In the meantime, scientists using the new technologies have to oversample to make sure they do not miss any sequence variations. “When you sequence with a new technology, it’s typically clonal-based, and then you need to have sampled that individual enough times at that base position to know that you have had a good chance of seeing both alleles,” Mullikin said. “And you also need to see both alleles enough times to know that you have seen the variation, and not just noise.”
Mullikin and his colleagues are also interested in adopting non-PCR-based techniques for selecting genomic segments for sequencing. “If that technology gets robust enough to put into a production facility like we have at NISC, then we would adopt that,” he said. “That would be a nice fit with these other [new] sequencing technologies.”
Several research groups are already working on such methods, including teams at Stanford University’s Genome Technology Center and Harvard University (see In Sequence 5/22/2007).

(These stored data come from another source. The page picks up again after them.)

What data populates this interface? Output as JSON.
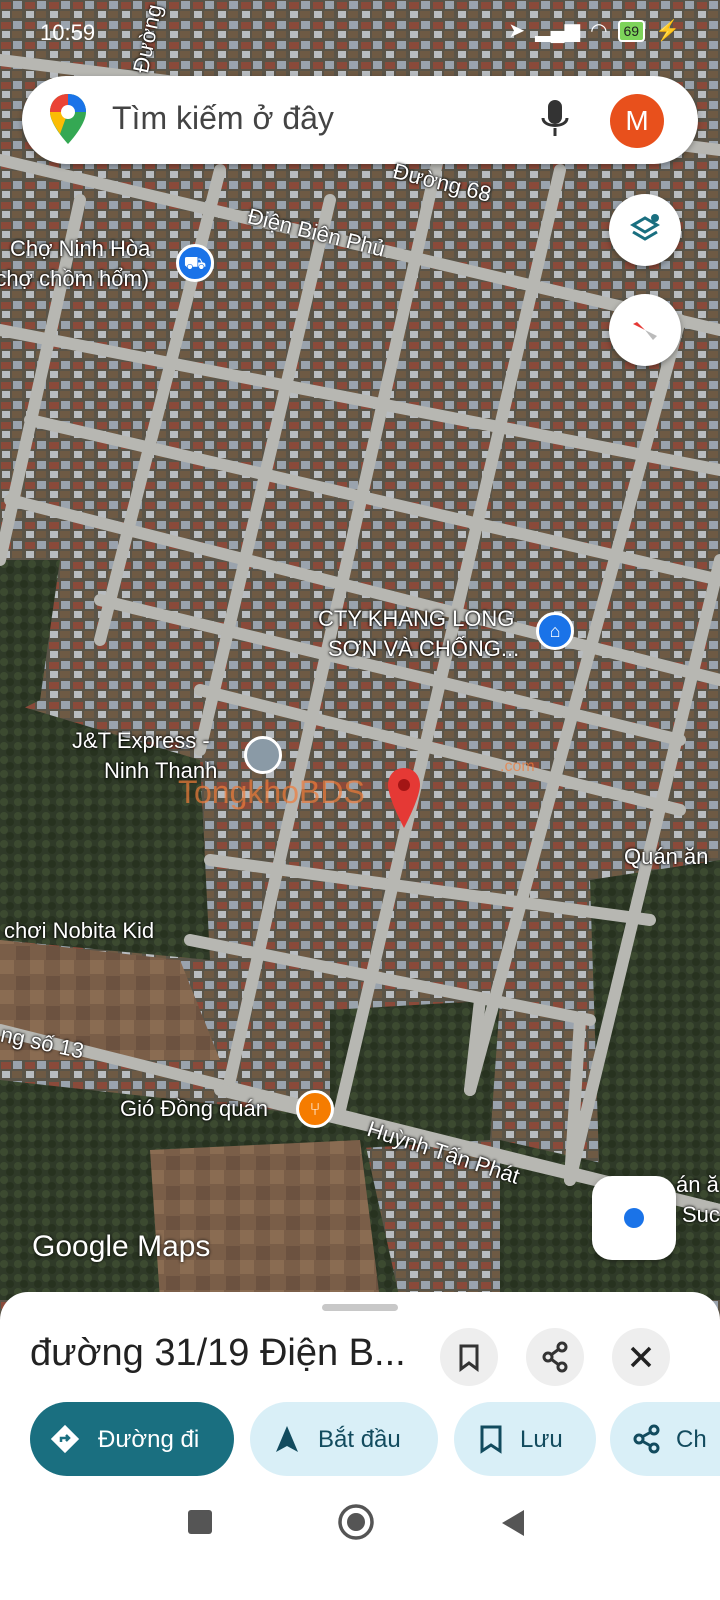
{
  "status_bar": {
    "time": "10:59",
    "battery": "69"
  },
  "search": {
    "placeholder": "Tìm kiếm ở đây",
    "avatar_letter": "M"
  },
  "map_labels": {
    "road_68": "Đường 68",
    "road_top": "Đường",
    "road_dien_bien_phu": "Điện Biên Phủ",
    "market_name": "Chợ Ninh Hòa",
    "market_sub": "(chợ chồm hổm)",
    "company_line1": "CTY KHANG LONG",
    "company_line2": "SƠN VÀ CHỐNG...",
    "express_line1": "J&T Express -",
    "express_line2": "Ninh Thanh",
    "quan_an": "Quán ăn",
    "nobita": "chơi Nobita Kid",
    "road_13": "ng số 13",
    "gio_dong": "Gió Đồng quán",
    "road_huynh": "Huỳnh Tấn Phát",
    "right_partial_1": "án ă",
    "right_partial_2": "Suc",
    "watermark": "TongkhoBDS",
    "watermark_sub": ".com",
    "google_maps": "Google Maps"
  },
  "place": {
    "title": "đường 31/19 Điện B..."
  },
  "actions": {
    "directions": "Đường đi",
    "start": "Bắt đầu",
    "save": "Lưu",
    "share": "Ch"
  },
  "colors": {
    "primary": "#1a6f80",
    "chip_bg": "#d9eff7",
    "pin_red": "#e53935",
    "avatar": "#e8501c",
    "poi_blue": "#1a73e8",
    "poi_orange": "#f57c00"
  }
}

According to Biesecker, all of the samples and “essentially all of the data” will become available to other research groups within and outside of NIH.
The researchers chose heart disease as their test disease for several reasons: It is clear that genetics plays a major role in the disease, they found “strong and enthusiastic clinical partners” at NHLBI, the phenotype can be assayed directly, and the disease is of great public health and epidemiology interest, Biesecker said. Once whole-genome sequencing is underway, the data might also reveal susceptibility to other diseases.
Study participants will not receive their raw sequence data but only specific test results revealing disease risk. “What will be made available to the patients is a very delimitated set of results … that can be verified and meet the standards of a CLIA-certified testing laboratory,” Biesecker said. “What we are trying to model is how real-world clinicians will deal with results that involve sequence data,” he explained.